The Minnesota Wild pulled off one of the biggest trades of the season when they acquired Quinn Hughes last December. But while Hughes gave the Wild some star power and a difference maker to get out of the first round of the playoffs, one that stands out is that Hughes has yet to visit his former team, the Vancouver Canucks.
The good news is that if Hughes was longing for the Pacific Northwest, he won’t have to wait much longer.
The Wild’s schedule was released on Thursday along with Hughes’s return trip to Vancouver on Oct. 25. The game will be part of a brutal stretch for the Wild as they play 10 of their first 14 games and 20 of their first 30 games on the road, but it will have some added weight for Hughes, who will face the team he began his career with.
Quinn Hughes’s return to Vancouver will be polarizing for Canucks fans
The Wild’s last trip to Vancouver came in a 4-2 loss six days before general manager Bill Guerin pulled the trigger on a trade to bring Hughes to Minnesota. The deal, which sent Marco Rossi, Liam Ohgren, Zeev Buium and a 2026 first-round pick (Adam Novotny) to Vancouver, turned out to be a massive victory for the Wild and Hughes has done a lot since then.
Hughes recorded five goals and 53 points in 48 regular season games but turned it on with four goals and 15 points during the Wild’s 11-game playoff run. He also won a gold medal with the United States Olympic team last February, but he still has yet to make his return to Vancouver.
Hughes was the seventh overall pick in the 2018 NHL Entry Draft and made a massive impact during his seven-plus seasons in Vancouver. He ranks first among defenseman in Canucks history with 432 points and sixth with 61 goals but that’s even more impressive considering he ranks 12th with 459 games played.
That production helped Hughes become a star, making All-Star appearances during the 2019-20 and 2023-24 seasons and winning the Norris Trophy as the league’s top defenseman during the 2023-24 campaign.
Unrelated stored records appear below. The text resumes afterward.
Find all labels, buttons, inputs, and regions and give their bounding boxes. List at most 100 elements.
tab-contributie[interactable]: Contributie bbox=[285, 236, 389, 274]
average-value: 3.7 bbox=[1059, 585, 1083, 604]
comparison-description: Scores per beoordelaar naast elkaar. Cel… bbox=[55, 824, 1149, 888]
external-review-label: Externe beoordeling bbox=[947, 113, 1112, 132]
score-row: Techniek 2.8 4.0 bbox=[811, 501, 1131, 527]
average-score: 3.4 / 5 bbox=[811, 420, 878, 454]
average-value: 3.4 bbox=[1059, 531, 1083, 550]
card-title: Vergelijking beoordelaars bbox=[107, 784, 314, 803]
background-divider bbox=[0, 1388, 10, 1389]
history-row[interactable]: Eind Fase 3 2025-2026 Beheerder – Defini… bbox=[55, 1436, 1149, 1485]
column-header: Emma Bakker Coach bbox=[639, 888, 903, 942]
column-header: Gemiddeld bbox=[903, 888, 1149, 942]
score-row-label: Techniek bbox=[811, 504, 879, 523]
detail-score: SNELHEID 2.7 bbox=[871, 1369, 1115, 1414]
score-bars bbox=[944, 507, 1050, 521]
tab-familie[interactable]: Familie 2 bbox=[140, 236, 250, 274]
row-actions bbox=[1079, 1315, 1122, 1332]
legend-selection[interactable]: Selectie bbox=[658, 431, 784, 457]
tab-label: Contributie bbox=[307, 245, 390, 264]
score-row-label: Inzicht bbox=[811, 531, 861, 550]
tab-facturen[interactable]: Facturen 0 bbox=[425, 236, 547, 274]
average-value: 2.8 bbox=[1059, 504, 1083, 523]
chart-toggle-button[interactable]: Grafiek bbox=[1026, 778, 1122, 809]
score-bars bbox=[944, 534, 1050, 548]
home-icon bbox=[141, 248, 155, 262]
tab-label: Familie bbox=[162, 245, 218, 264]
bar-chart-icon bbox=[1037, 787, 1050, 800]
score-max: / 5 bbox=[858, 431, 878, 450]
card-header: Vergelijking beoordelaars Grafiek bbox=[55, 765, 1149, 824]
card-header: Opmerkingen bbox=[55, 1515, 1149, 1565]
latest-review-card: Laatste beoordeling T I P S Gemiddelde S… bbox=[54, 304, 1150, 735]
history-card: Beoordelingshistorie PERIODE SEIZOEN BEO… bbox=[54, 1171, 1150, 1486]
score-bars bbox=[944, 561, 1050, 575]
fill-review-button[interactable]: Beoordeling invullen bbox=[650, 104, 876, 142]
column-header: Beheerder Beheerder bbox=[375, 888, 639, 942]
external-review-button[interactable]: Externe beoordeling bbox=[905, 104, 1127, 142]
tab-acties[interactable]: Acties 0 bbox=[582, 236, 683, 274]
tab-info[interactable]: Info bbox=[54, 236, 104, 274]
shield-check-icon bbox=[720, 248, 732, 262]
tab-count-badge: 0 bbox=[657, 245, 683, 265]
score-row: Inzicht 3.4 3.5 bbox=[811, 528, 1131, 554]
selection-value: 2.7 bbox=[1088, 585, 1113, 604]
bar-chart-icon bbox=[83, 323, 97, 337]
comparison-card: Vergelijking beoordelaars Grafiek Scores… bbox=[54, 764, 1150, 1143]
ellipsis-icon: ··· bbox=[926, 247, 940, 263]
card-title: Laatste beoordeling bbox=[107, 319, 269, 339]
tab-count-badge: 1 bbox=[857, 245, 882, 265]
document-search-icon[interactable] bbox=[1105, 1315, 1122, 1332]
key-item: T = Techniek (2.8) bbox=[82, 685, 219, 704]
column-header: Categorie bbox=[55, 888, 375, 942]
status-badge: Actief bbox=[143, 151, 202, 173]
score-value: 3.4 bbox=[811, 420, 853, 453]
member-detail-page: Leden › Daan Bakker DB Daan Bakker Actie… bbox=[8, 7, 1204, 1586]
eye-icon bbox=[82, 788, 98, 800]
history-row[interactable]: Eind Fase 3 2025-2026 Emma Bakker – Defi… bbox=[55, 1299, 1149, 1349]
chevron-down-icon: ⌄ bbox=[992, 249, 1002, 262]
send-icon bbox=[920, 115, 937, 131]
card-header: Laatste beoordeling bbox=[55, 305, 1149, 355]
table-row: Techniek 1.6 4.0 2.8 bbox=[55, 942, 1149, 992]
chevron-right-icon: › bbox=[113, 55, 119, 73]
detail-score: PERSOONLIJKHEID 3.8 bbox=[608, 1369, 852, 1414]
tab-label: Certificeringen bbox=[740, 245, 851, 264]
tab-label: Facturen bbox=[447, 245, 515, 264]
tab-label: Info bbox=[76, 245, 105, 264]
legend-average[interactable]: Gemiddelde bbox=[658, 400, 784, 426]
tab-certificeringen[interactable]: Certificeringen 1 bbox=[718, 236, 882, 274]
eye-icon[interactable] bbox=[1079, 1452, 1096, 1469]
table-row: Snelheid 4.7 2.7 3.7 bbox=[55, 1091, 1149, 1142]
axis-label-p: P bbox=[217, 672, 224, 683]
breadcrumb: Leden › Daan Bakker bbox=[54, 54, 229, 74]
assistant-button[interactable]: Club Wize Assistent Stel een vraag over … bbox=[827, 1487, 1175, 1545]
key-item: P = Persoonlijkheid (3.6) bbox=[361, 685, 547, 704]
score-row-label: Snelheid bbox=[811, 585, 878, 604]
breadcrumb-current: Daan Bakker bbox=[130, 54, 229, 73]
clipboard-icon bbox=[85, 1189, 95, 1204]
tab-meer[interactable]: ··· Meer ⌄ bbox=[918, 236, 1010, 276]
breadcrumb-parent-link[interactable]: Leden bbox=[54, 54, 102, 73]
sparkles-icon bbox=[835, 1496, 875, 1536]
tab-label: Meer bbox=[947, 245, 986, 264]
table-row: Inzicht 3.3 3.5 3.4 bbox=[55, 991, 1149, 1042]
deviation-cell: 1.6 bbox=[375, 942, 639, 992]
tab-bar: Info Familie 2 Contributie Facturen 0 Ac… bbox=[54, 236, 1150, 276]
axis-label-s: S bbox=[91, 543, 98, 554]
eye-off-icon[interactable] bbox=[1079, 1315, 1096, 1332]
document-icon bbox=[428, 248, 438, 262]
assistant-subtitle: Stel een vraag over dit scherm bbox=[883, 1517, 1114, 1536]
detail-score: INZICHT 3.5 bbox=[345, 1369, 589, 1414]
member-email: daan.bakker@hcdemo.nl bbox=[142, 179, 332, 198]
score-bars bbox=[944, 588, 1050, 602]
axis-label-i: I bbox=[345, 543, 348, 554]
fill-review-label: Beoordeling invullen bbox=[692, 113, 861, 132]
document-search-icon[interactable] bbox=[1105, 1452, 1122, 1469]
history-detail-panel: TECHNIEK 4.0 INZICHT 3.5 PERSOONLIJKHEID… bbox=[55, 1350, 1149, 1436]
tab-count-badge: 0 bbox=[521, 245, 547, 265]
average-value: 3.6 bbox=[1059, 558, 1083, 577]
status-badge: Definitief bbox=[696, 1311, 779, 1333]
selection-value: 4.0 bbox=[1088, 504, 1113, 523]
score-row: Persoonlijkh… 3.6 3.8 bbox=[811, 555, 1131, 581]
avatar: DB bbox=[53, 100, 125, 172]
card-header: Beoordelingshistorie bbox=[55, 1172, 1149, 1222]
Named the 15th captain in Canucks history in Sept. 2023, Hughes was a franchise cornerstone until the franchise went into turmoil and the 26-year-old informed the Canucks that he would not sign a contract extension when his deal expires after the 2026-27 season.
That led to his path to Minnesota and it’s unknown what kind of reception Hughes will get when he makes his return. While some Canucks fans blame former general manager Patrik Alvin for failing Hughes, others believe that Hughes failed them, failing to show the leadership that kept Vancouver’s locker room from falling apart and quitting on the team after making the playoffs during the 2023-24 season.
Hughes also triggered the latter crowd with his comments before the Wild hosted Vancouver on April 2.
“Honestly, I don’t even really know a lot of their guys,” Hughes said via Trevor Beggs of Daily Hive. “Obviously, I played with some of the young guys there for three or four months, but a lot of the guys I was there with for the meat of my six years aren’t there.”
In Hughes’s defense, the Canucks traded five players at the trade deadline, which makes it a much different team than the one he was on last December. But whatever the reaction is, it’s sure to be an emotional one and Hughes’s return trip to Vancouver will finally be made during the opening month of the regular season.